We spent our first full day taking a tour of the pyramids. We hired a driver (with van) and tour guide for the day - for a total of $60. We rode by camel and horseback to the Pyramids of Giza. Astounding, but also not surprisingly, heavily touristed. It will be a challenge, if not impossible, to get away from that. Everyone wants a piece of you here, that is, they want a few of the dollars you bring to spend. The Egyptians have their own, very civilized, way of doing it so you feel good about it, at least for a while.

So, we're trying to learn fast and figure out how to fashion our trip the way we want it. We'll see how successful we are. Tom

2 comments:

Kevin Brady said...

Glad you are all well and enjoying yourselves... I forgot to mention the street hustle and baksheesh hassle - try quick eye contact away from the person with a quick flick of the wrist indicating 'not interested' (sort of like shooing flies!).
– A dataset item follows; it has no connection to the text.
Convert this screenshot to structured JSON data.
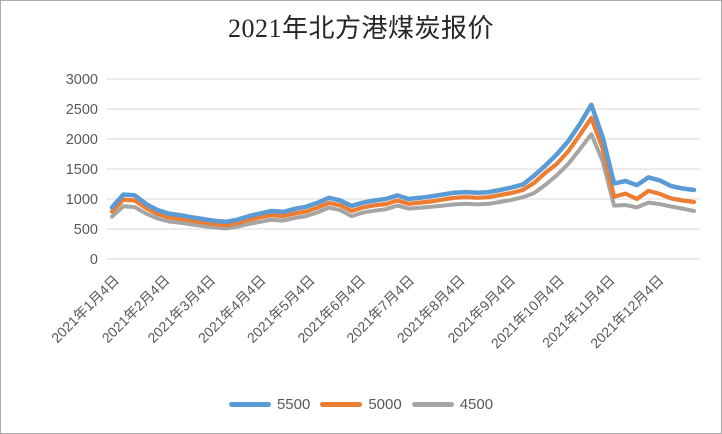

Looks like your timing will be great for the new 'Face of Tut'... also, I visited Karnak early in the morning - great light!

Happy and safe journeys!

Lora said...

So much fun hearing about your travels in "real time". Different from '93 when Keith and I were travelling and had to wait 6 weeks in between visits to the Amex office to send and receive hand-written letters!

Can't wait to see pix. All well here. Stay safe. Miss you.